India is steadily approaching towards new altitude. But, unlike traditional low-rise buildings, high-rises present several unique challenges of maintaining quality & durability, besides setting higher accountability, reports Syed E. Hasan.
With 20 delivered last year and over 50 in line for completion by the next couple of years, India seems to be fully geared up for the skyscrapers as the trend of vertical development is catching up across the country especially around the metros and their suburbs. Cities like Delhi, Mumbai, Kolkata, Gurgaon, Ahmedabad, Pune, Bangalore, Noida, Greater Noida, etc. are scoring high on this front. Reason being the factors and circumstances – ranging from relaxed norms to consumer preference to the shortage of land and rising land prices – all are tilting in its favour on the back of rapidly expanding urban population due to massive migration.

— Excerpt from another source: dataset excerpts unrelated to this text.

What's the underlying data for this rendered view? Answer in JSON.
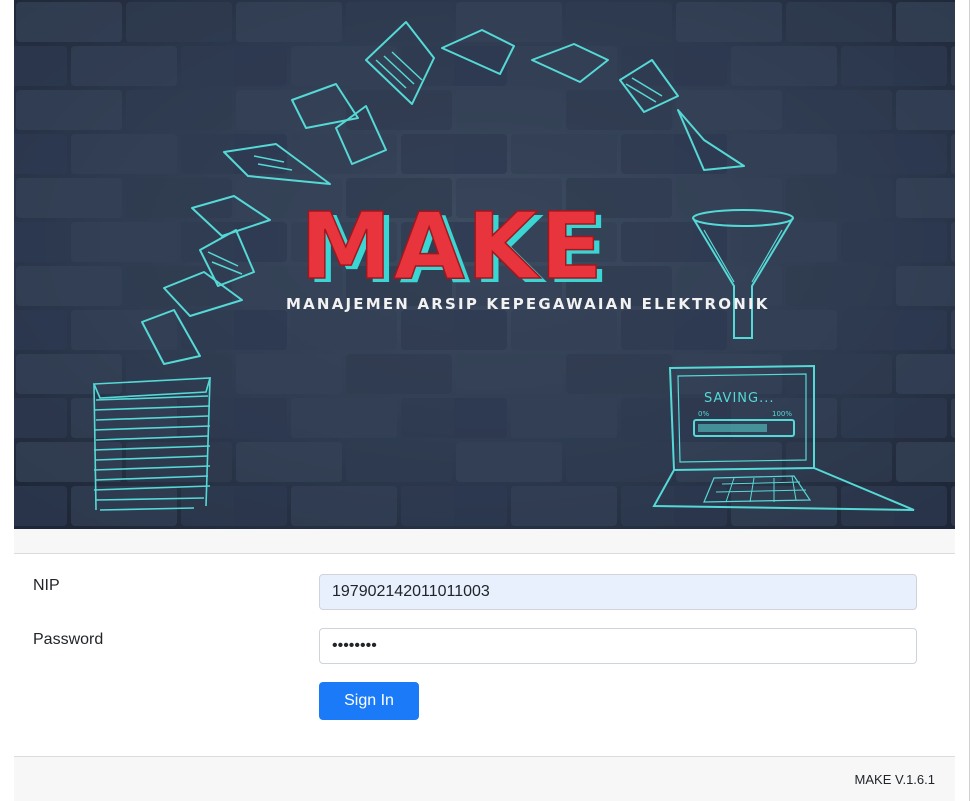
{
  "banner": {
    "logo_text": "MAKE",
    "subtitle": "MANAJEMEN ARSIP KEPEGAWAIAN ELEKTRONIK",
    "laptop_status": "SAVING...",
    "progress_start": "0%",
    "progress_end": "100%",
    "progress_fraction": 0.75,
    "colors": {
      "logo_red": "#e8343d",
      "logo_cyan": "#3ad6d4",
      "sketch_cyan": "#55d9d6",
      "wall_dark": "#2b3547"
    }
  },
  "form": {
    "nip_label": "NIP",
    "nip_value": "197902142011011003",
    "password_label": "Password",
    "password_value": "••••••••",
    "signin_label": "Sign In"
  },
  "footer": {
    "version": "MAKE V.1.6.1"
  },
  "colors": {
    "primary": "#1a7af8",
    "autofill_bg": "#e8f0fe"
  }
}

Moreover, the advent of modern construction technology, availability of high performance building materials, and accessibility of advanced equipment, have together made it possible to construct safer, higher buildings. No wonder that some select developers/builders like Lodha, Raheja, Brys, Supertech, DLF, Parsvanath, Ansal, DDA, etc., are furthering the concept to various other cities lying in the vicinity of metros, which are supposed to accommodate the intended huge population shift in near future.
However, prior to projecting such sky-rocketing feats, let's take a look at the ground realities to know if India is ready to deliver safe & sustainable tall/super tall buildings (above 150 meters). Are we fully equipped to touch new heights despite the fact that in most of the instances our builders fail to deliver good-quality low-rise houses owing to the use of poor-quality materials? They neither shy away from flouting safety norms, nor do they care for the building bye-laws or real estate regulations for setting up right construction practices. Besides, safety and well-being of the occupants are hardly of any concern. Adding to all this is the lack of technical knowhow, which is a must for keeping up pace with the contemporary global development.